Gesetzestext

 

(1) Die Befugnis eines Gläubigers, mit seiner Forderung des Schuldners aufzurechnen, wird von der Eröffnung des Insolvenzverfahrens nicht berührt, wenn diese Aufrechnung nach dem für die Forderung des Schuldners maßgeblichen Recht zulässig ist.

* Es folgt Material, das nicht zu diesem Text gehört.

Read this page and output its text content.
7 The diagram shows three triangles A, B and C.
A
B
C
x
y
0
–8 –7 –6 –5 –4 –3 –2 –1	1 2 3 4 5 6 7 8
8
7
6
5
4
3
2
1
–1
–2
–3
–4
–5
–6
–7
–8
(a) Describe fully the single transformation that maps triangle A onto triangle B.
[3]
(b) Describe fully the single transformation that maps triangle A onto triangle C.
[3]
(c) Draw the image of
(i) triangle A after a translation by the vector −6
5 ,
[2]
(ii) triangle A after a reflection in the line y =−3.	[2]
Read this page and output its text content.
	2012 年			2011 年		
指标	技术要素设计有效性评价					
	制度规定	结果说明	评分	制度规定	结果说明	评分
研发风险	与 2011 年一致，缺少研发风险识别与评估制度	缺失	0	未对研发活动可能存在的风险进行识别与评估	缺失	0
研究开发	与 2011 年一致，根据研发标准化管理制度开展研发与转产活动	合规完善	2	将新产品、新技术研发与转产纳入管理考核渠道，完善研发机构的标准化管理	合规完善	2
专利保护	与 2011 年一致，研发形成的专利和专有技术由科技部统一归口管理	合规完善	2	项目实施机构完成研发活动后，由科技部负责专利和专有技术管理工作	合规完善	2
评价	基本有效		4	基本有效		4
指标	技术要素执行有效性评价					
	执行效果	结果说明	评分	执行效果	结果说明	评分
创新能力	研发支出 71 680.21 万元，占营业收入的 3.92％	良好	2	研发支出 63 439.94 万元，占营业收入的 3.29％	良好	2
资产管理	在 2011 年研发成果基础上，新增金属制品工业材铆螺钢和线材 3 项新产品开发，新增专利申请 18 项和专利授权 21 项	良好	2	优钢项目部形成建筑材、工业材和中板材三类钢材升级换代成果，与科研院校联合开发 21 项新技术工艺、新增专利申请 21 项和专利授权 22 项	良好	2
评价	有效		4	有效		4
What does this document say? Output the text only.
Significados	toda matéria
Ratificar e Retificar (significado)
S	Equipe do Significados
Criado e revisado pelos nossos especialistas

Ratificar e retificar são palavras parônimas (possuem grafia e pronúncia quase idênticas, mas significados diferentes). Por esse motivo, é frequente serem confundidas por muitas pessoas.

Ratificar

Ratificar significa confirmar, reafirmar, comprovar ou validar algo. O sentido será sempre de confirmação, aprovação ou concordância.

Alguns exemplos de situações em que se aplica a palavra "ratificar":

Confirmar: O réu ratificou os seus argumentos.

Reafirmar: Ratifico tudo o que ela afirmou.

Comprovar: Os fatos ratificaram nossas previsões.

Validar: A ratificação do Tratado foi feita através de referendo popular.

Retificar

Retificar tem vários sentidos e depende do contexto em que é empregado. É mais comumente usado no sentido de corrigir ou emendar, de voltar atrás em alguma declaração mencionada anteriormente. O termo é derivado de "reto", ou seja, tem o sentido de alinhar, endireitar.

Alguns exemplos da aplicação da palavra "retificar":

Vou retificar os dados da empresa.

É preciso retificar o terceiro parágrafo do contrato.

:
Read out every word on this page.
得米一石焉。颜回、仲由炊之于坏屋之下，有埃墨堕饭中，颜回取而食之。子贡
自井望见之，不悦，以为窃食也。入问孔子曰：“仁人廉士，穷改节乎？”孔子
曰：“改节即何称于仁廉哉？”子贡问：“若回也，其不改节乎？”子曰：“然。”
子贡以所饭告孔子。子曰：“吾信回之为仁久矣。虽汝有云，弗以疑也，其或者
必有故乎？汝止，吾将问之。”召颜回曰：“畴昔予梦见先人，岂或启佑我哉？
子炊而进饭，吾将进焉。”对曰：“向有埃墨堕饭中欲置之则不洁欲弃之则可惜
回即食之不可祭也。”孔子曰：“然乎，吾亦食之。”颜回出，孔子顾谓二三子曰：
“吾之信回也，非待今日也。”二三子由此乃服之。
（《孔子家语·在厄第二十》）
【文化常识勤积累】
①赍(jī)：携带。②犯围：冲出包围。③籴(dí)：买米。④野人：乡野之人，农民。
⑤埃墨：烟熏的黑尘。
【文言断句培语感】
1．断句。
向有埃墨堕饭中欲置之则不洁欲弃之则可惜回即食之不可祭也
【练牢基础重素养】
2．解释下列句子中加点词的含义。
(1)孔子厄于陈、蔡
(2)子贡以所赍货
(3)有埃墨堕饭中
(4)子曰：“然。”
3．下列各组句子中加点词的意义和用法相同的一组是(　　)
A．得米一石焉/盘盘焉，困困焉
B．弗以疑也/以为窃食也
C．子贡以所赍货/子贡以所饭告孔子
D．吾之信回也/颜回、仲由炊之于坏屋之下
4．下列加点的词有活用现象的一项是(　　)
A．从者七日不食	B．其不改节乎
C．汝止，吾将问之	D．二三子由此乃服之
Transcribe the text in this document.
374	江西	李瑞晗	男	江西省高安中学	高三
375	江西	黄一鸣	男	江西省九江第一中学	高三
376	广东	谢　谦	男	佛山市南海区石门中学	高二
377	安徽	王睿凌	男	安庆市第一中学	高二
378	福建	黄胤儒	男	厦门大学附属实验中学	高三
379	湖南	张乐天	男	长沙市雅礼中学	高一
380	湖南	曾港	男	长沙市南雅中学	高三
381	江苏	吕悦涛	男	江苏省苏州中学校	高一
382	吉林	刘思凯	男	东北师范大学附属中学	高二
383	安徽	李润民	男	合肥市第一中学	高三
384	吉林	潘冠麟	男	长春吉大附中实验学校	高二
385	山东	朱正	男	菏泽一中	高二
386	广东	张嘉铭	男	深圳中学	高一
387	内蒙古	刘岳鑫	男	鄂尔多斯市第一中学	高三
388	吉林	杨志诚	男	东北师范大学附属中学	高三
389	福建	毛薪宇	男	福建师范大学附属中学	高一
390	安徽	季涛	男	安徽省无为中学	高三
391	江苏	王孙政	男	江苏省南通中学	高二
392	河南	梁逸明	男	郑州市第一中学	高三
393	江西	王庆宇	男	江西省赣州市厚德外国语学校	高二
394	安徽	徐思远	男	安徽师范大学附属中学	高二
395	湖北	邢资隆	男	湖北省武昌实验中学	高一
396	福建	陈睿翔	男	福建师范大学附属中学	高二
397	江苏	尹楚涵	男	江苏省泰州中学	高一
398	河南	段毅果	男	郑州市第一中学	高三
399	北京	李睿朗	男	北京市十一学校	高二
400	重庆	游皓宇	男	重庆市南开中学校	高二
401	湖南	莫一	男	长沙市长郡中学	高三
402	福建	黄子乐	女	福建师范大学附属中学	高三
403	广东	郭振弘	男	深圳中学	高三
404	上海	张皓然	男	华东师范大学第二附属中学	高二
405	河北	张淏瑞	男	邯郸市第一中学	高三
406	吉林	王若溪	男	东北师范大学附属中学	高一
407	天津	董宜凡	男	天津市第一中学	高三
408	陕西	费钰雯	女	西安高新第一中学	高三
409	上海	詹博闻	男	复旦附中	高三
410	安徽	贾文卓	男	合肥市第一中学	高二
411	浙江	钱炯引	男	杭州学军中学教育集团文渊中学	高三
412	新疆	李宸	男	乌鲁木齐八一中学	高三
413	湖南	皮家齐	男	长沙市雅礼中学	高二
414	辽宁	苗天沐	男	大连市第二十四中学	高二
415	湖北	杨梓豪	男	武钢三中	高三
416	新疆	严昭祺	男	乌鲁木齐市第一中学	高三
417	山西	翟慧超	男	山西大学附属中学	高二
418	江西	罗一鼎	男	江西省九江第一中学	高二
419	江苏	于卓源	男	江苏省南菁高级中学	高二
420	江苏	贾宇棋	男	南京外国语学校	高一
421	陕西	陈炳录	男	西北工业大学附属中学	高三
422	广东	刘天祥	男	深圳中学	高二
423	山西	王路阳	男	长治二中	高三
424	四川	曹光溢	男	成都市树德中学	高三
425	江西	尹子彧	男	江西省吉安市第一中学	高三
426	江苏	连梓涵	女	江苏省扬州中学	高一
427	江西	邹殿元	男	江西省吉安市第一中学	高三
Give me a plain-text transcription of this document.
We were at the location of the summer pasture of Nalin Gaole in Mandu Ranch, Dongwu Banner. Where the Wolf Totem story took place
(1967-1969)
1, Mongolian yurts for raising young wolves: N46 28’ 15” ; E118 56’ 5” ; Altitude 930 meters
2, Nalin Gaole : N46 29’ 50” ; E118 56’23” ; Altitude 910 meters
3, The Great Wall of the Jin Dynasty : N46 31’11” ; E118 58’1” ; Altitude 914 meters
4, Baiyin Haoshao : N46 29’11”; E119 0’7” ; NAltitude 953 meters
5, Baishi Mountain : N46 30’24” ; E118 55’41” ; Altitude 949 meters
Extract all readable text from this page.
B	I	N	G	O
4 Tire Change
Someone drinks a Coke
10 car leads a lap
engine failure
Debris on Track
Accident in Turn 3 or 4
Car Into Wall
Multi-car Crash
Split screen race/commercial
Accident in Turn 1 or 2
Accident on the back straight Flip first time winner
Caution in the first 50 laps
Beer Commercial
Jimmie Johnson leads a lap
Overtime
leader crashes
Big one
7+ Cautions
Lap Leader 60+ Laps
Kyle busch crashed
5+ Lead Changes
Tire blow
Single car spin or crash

(2) Absatz 1 steht der Nichtigkeit, Anfechtbarkeit oder relativen Unwirksamkeit einer Rechtshandlung nach Artikel 4 Absatz 2 Buchstabe m) nicht entgegen.

1. Art. 4 Abs. 2 lit. d

 

Rn 1

Die Wirksamkeit einer Aufrechnung im Insolvenzverfahren unterfällt grundsätzlich der lex fori concursus (Art. 4 Abs. 2 lit. d). Dies gilt aufgrund des weiten Wortlautes der Vorschrift sowohl für ihre insolvenzrechtliche Zulässigkeit als auch für ihre materielle Wirksamkeit, str.[1]

 

Rn 2

Insofern unterscheidet sich die EuInsVO vom deutschen internationalen Insolvenzrecht. Letzteres bestimmt die insolvenzrechtliche Zulässigkeit nach der lex fori concursus, die materielle Wirksamkeit jedoch nach dem Schuldstatut der Hauptforderung.[2]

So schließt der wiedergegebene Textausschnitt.